J. S. Milloy
Last July – 2014, that is, I had not imagined I would become Director nor that this July I would leave the job and the University. As it turned out, those last months were close to being the best of my time at Trent. For that I owe thanks to many people, especially to Cathy Schoel who made sure that I was doing what I needed to do and doing it in the way that she wanted it done. She is the calm centre of Frost Centre operations, a wise advisor to students and faculty and a strong proponent of Frost interests before administrative units in other parts of the University. I should recognize too the close and supportive, relationship between our undergraduate Canadian Studies program and the Centre. This past year Professor Chris Dummitt not only chaired Canadian Studies but taught the central PhD course in association with Carleton’s Director Peter Hodgins.
The year conformed to the Centre’s traditional annual rhythm, beginning with the PhD retreat at Windy Pine led by two former Directors, Julia Harrison and John Wadland. Windy Pine is the opening social to welcome new students and faculty and the whirl of getting teaching assistants into their assignments while not conflicting with their course schedules – always a complex process. Courses, comprehensive exams, supervisory meeting, funding applications and thesis exams filled the winter and spring terms. There were too many accomplishments to mention them individually. But one stands out and that is recent graduate David Rapaport, who won the President’s Medal for his dissertation, “The Rewiring of the State: The Privatization of Information Technology in Ontario.” As well, visiting lecturers, conferences and the North at Trent Lecture Series added to the intellectual activity. This year’s Series focused on issues related to Aboriginal communities and resource development. The highlight was the paper - “Saskatchewan First Nations and the Province’s Resource Future” - given by Perry Bellegarde, the National Chief of the Assembly of First Nations. Proving that there is life after Trent and sites of meaningful contributions in your area of study, he was accompanied by his executive assistant, Valery Galley, a Frost Master’s graduate.

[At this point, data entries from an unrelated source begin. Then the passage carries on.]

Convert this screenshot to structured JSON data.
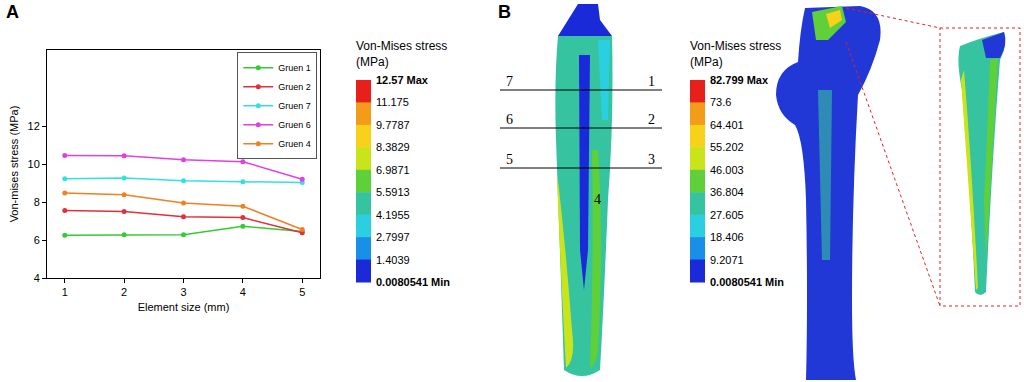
{
  "chart_data": {
    "type": "line",
    "x_label": "Element size (mm)",
    "y_label": "Von-mises stress (MPa)",
    "x": [
      1,
      2,
      3,
      4,
      5
    ],
    "xlim": [
      0.7,
      5.3
    ],
    "xticks": [
      1,
      2,
      3,
      4,
      5
    ],
    "ylim": [
      4,
      16
    ],
    "yticks": [
      4,
      6,
      8,
      10,
      12
    ],
    "grid": false,
    "legend": "upper right",
    "marker": "circle",
    "line_style": "solid",
    "series": [
      {
        "name": "Gruen 1",
        "color": "#33cc33",
        "values": [
          6.25,
          6.27,
          6.28,
          6.72,
          6.45
        ]
      },
      {
        "name": "Gruen 2",
        "color": "#e0303a",
        "values": [
          7.55,
          7.5,
          7.23,
          7.18,
          6.38
        ]
      },
      {
        "name": "Gruen 7",
        "color": "#33e0e0",
        "values": [
          9.22,
          9.26,
          9.12,
          9.07,
          9.02
        ]
      },
      {
        "name": "Gruen 6",
        "color": "#e040e0",
        "values": [
          10.45,
          10.43,
          10.23,
          10.12,
          9.2
        ]
      },
      {
        "name": "Gruen 4",
        "color": "#f08020",
        "values": [
          8.48,
          8.38,
          7.95,
          7.78,
          6.55
        ]
      }
    ]
  },
  "panel_labels": [
    "A",
    "B"
  ],
  "panel_b": {
    "legends": [
      {
        "title_lines": [
          "Von-Mises stress",
          "(MPa)"
        ],
        "ticks": [
          {
            "value": 12.57,
            "label": "12.57 Max"
          },
          {
            "value": 11.175,
            "label": "11.175"
          },
          {
            "value": 9.7787,
            "label": "9.7787"
          },
          {
            "value": 8.3829,
            "label": "8.3829"
          },
          {
            "value": 6.9871,
            "label": "6.9871"
          },
          {
            "value": 5.5913,
            "label": "5.5913"
          },
          {
            "value": 4.1955,
            "label": "4.1955"
          },
          {
            "value": 2.7997,
            "label": "2.7997"
          },
          {
            "value": 1.4039,
            "label": "1.4039"
          },
          {
            "value": 0.0080541,
            "label": "0.0080541 Min"
          }
        ],
        "colors": [
          "#e8201c",
          "#f39c1a",
          "#f8d21a",
          "#c9e41a",
          "#5fd03a",
          "#36c3a0",
          "#2ad0e0",
          "#1a8fe8",
          "#1a2ad8"
        ]
      },
      {
        "title_lines": [
          "Von-Mises stress",
          "(MPa)"
        ],
        "ticks": [
          {
            "value": 82.799,
            "label": "82.799 Max"
          },
          {
            "value": 73.6,
            "label": "73.6"
          },
          {
            "value": 64.401,
            "label": "64.401"
          },
          {
            "value": 55.202,
            "label": "55.202"
          },
          {
            "value": 46.003,
            "label": "46.003"
          },
          {
            "value": 36.804,
            "label": "36.804"
          },
          {
            "value": 27.605,
            "label": "27.605"
          },
          {
            "value": 18.406,
            "label": "18.406"
          },
          {
            "value": 9.2071,
            "label": "9.2071"
          },
          {
            "value": 0.0080541,
            "label": "0.0080541 Min"
          }
        ],
        "colors": [
          "#e8201c",
          "#f39c1a",
          "#f8d21a",
          "#c9e41a",
          "#5fd03a",
          "#36c3a0",
          "#2ad0e0",
          "#1a8fe8",
          "#1a2ad8"
        ]
      }
    ],
    "zone_labels": {
      "left": [
        "7",
        "6",
        "5"
      ],
      "right": [
        "1",
        "2",
        "3"
      ],
      "tip": "4"
    }
  }
}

In additional to those usual activities, the Centre hosted two major events. A conference in honour of now retired Professor Jim Struthers, The Future History of the Welfare State, was organized by two of our post-docs, Lisa Pasolli and David Tough, which brought in leading scholars for a retrospective (a post-mortem?) on aspects of the welfare state. And, in honour of the University’s 50th anniversary, Professor Joan Sangster and Professor Bill Waiser (both Trent alumnae) and a committee of graduate students organized an ambitious and highly successful conference, Contesting Canada’s Future.

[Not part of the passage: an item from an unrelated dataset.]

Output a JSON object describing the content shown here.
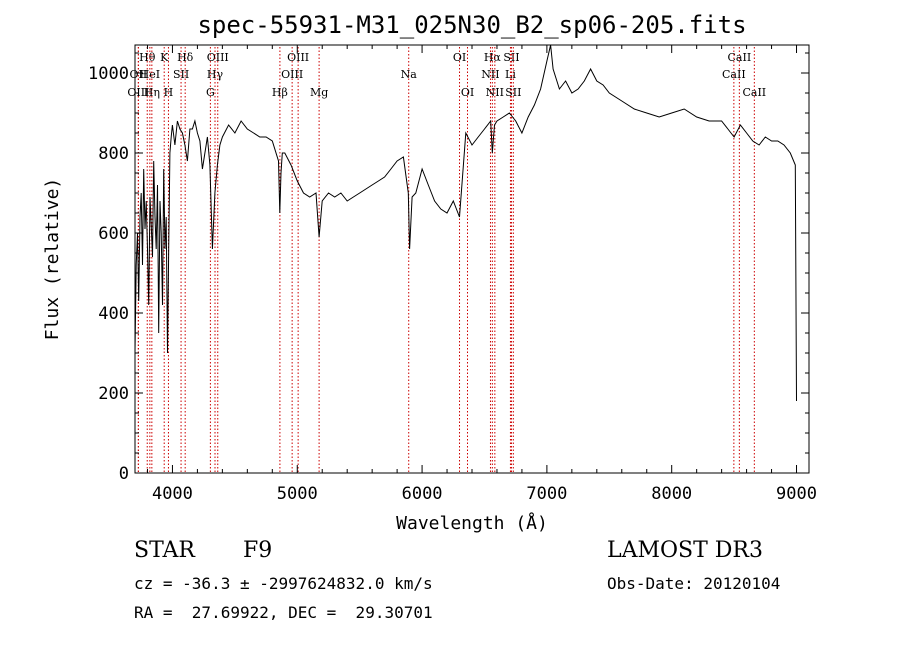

The year ended on a note of optimism in what has been a decade of considerable anxiety about the future of Canadian Studies at Trent. With the support of the University’s new President, Leo Groarke, and the Acting Vice Provost (Graduate Studies), Elaine Scharfe, the School for the Study of Canada, combing the various elements of Trent’s Canadian Studies project, became a reality. This was due to Professor Scharfe’s shepherding of the proposal through the requisite university committees and to the design and consultation work of Professors Struthers, S. Chivers, J. Harrison, J. Sangster, Dimitry Anastakis, and C. Dummitt. This was followed by an additional, long hoped for sign of renewal – a tenure track position.